Optimal strategy in repeated cake-cutting

Question

Alice and Bob play the famous game of divide and choose $n$ times with $n$ identical cakes. Each time, Alice cuts the cake to two pieces, and Bob chooses the piece he prefers. Alice does not know Bob's preferences, but she assumes that they come from a uniform distribution.

What is the strategy that maximizes Alice's expected total value?

Here is my solution so far.

Let's assume that the cake is the interval $[0,1]$. Alice cuts the cake by choosing some $x\in [0,1]$. Let $h\in[0,1]$ be a point such that Bob is indifferent between the cake to the left of $h$ and the cake to the right of $h$. Let $V(x)$ be Alice's valuation of the interval $[0,x]$; it is a continuous and increasing function of $x$. Then:

• If $h> x$, then Bob picks $[x,1]$ and Alice gets $[0,x]$ and gains $V(x)$.
• If $h< x$, then Bob picks $[0,x]$ and Alice gets $[x,1]$ and gains $V(1)-V(x)$.
• If $h=x$ then, let's say Bob picks a piece at random so Alice gains on average $V(1)/2$.

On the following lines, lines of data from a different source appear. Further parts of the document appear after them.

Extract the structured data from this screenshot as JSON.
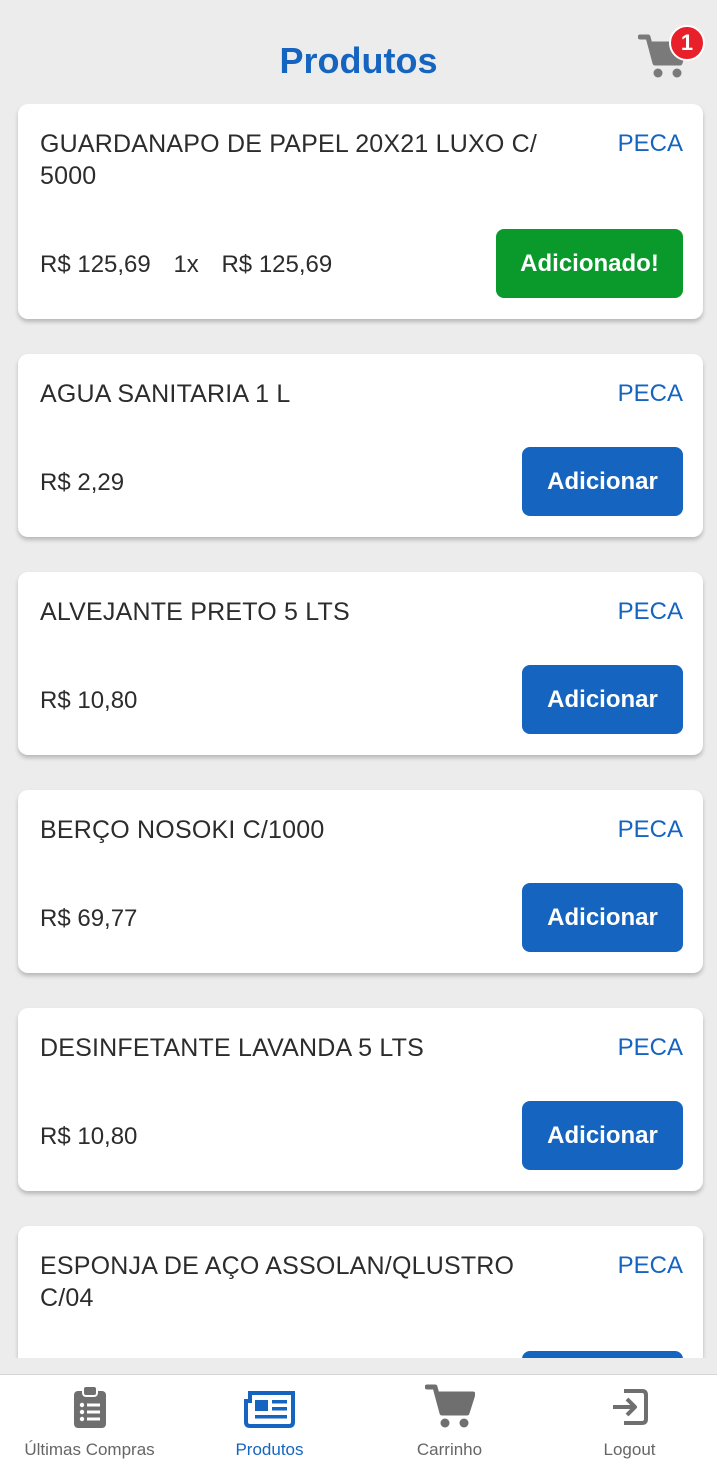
{
  "header": {
    "title": "Produtos",
    "cart_badge": "1"
  },
  "products": [
    {
      "name": "GUARDANAPO DE PAPEL 20X21 LUXO C/ 5000",
      "unit": "PECA",
      "price": "R$ 125,69",
      "qty": "1x",
      "total": "R$ 125,69",
      "button": "Adicionado!"
    },
    {
      "name": "AGUA SANITARIA 1 L",
      "unit": "PECA",
      "price": "R$ 2,29",
      "button": "Adicionar"
    },
    {
      "name": "ALVEJANTE PRETO 5 LTS",
      "unit": "PECA",
      "price": "R$ 10,80",
      "button": "Adicionar"
    },
    {
      "name": "BERÇO NOSOKI C/1000",
      "unit": "PECA",
      "price": "R$ 69,77",
      "button": "Adicionar"
    },
    {
      "name": "DESINFETANTE LAVANDA 5 LTS",
      "unit": "PECA",
      "price": "R$ 10,80",
      "button": "Adicionar"
    },
    {
      "name": "ESPONJA DE AÇO ASSOLAN/QLUSTRO C/04",
      "unit": "PECA"
    }
  ],
  "nav": {
    "items": [
      {
        "label": "Últimas Compras",
        "icon": "clipboard-list-icon"
      },
      {
        "label": "Produtos",
        "icon": "newspaper-icon",
        "active": true
      },
      {
        "label": "Carrinho",
        "icon": "cart-icon"
      },
      {
        "label": "Logout",
        "icon": "logout-icon"
      }
    ]
  },
  "colors": {
    "primary": "#1565c0",
    "success": "#0a9a2c",
    "badge": "#e8202a",
    "background": "#ececec"
  }
}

If Alice knows $h$, then she has a simple optimal strategy:

• If $V(h) > V(1)-V(h)$, then select $x^* = h-\epsilon$, for some $\epsilon>0$, and gain $\approx V(h)$.
• Otherwise, select $x^* = h+\epsilon$, for some $\epsilon>0$, and gain $\approx V(1)-V(h)$.

Initially, Alice does not know $h$, so she assumes it is distributed uniformly in $[0,1]$. If Alice cuts at $x$ and Bob chooses left, this tells Alice that $h\in[0,x]$; if Bob chooses right, this tells Alice that $h\in[x,1]$. So, using binary search, Alice can estimate $h$ to an arbitrary precision. This seems to be an optimal strategy when $n\to\infty$: spend a lot of rounds initially for getting an accurate estimate of $h$, and use this estimate from then on to get the optimal possible value.

I am stuck at the case where $n$ is finite and small. The question bogs me even for $n=2$: what is the optimal first cut?